Michigan v Michigan State Photo by Gregory Shamus/Getty Images

The struggles for the Michigan Wolverines last year were centered around the lack of offense. The defense has done its part as one of the best in the country each year since defensive coordinator Don Brown’s arrival.

The 2018 season started with a seven-point loss at Notre Dame, but since then has turned into one of the best teams in the country. By improving offensive stats to a suffocating defense, this team is building momentum. Jim Harbaugh even mentioned the improved offense in his press conference to recap the 42-7 Rutgers win.

There are several impressive stats comparing 2017 to this season for Michigan, and here is how they’ve improved through 10 games this season.

2017 offense (13 games)

  • 91st overall offense (348.9 yards per game)
  • 25.2 points per game
  • 171.2 passing yards per game
  • 177.7 rushing yards per game
  • 53.5% passing completion

2018 offense (10 games)

  • 53rd overall offense (421.9 yards per game)
  • 37.2 points per game (20th)
  • 206.5 passing yards per game (86th)
  • 215.4 rushing yards per game (31st)

Upgrade at QB

Let’s break down the three quarterbacks from 2017 and how they compare to Shea Patterson in 2018 through 10 games.

John O’Korn

  • 84-of-157 passing attempts (53.5 percent)
  • 973 total yards
  • Two touchdowns, six interceptions
  • 4.7 yards per pass

Brandon Peters

  • 57-of-108 passing attempts (52.8 percent)
  • 672 total yards
  • Four touchdowns, two interceptions
  • 6.1 yards per pass

Wilton Speight

  • 44-of-81 passing attempts (54.3 percent)
  • 581 total yards
  • Three touchdowns, two interceptions
  • 6.8 yards per pass

Shea Patterson

  • 152-of-227 passing attempts (67 percent)
  • 1,927 total yards
  • 17 touchdowns, three interceptions
  • 8.5 yards per pass

Shea Patterson is a huge upgrade and his numbers are definitely impressive. He’s 14th nationally in pass efficiency and has shown his talent in difficult throwing situations, and is making it look relatively easy. He creates something out of nothing, has time to throw the ball and has been accurate all season.

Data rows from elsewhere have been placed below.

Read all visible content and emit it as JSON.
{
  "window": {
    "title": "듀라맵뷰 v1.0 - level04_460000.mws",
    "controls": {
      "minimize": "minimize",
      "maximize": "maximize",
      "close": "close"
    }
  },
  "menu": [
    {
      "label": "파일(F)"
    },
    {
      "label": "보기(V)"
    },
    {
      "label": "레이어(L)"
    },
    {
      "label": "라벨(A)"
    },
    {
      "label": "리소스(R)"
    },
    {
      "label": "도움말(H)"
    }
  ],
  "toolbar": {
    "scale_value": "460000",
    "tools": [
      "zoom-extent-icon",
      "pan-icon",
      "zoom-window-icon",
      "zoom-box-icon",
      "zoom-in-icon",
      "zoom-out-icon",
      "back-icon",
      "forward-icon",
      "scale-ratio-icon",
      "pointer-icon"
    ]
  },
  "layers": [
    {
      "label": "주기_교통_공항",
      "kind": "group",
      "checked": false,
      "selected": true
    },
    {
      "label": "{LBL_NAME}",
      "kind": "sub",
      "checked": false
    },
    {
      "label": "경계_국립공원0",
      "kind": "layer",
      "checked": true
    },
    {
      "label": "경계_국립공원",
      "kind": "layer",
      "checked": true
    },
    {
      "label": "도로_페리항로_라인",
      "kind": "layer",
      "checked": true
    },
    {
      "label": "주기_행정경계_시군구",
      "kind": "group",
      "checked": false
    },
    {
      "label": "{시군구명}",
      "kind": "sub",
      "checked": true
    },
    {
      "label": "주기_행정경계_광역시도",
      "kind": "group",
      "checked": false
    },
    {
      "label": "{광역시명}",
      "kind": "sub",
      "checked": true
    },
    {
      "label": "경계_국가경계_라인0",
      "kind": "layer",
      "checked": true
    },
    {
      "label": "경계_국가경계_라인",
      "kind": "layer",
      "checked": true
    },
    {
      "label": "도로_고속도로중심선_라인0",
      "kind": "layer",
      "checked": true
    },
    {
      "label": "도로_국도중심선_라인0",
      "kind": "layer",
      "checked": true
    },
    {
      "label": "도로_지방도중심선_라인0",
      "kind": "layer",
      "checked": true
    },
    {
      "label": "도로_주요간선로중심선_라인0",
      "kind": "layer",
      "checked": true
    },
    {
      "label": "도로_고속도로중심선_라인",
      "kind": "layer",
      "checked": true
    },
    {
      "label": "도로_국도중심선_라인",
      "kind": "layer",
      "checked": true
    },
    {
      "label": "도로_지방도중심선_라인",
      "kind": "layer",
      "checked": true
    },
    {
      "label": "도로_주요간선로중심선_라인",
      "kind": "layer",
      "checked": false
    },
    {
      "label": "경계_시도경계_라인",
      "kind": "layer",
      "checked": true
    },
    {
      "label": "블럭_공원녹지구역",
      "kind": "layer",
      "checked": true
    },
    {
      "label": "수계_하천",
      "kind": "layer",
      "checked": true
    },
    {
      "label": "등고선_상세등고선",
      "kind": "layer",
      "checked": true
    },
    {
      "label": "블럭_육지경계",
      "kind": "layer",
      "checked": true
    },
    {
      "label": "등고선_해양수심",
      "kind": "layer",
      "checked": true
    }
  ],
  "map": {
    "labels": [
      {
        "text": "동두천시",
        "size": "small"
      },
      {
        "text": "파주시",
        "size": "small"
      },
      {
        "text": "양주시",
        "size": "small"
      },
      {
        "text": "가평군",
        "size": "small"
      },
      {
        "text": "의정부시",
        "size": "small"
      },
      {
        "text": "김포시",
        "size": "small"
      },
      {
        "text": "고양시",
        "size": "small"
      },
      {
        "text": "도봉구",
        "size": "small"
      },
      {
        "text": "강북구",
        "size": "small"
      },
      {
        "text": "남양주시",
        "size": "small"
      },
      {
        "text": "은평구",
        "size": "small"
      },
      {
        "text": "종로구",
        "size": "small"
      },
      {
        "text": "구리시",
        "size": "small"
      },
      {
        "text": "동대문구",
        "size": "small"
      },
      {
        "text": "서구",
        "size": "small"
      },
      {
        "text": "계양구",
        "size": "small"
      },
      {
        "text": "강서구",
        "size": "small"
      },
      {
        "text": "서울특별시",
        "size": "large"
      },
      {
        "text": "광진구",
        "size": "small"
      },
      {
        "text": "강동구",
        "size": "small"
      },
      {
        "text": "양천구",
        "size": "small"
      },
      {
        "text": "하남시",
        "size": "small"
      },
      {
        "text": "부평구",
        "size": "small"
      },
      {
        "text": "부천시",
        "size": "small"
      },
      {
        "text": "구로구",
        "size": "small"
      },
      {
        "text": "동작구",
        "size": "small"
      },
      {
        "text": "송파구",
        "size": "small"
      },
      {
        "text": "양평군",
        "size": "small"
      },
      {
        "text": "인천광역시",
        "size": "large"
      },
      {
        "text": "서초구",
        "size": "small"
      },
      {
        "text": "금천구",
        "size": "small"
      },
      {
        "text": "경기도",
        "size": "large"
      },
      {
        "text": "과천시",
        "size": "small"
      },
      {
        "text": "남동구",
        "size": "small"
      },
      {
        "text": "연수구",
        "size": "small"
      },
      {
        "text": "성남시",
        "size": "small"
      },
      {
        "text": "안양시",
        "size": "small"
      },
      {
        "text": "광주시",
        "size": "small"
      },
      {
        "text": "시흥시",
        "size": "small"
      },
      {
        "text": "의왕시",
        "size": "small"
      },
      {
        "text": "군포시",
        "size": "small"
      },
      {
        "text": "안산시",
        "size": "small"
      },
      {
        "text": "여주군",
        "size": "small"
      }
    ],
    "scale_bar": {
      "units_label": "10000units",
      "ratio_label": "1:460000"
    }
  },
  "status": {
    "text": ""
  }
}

This highlights his ability to throw after squaring his shoulders and making the completion:

The personnel changes this offseason have paid off, as well. Ben Herbert has helped beef up the entire team, but especially Ed Warinner’s offensive line unit. The offensive front has been consistent and has eliminated the constant pressure quarterbacks were facing in 2017. Warinner has been a huge reason why.

The stats and tape show just how far the offense has improved, but the team must continue improving each week to reach their goals, and maybe even get to Indianapolis for the first time.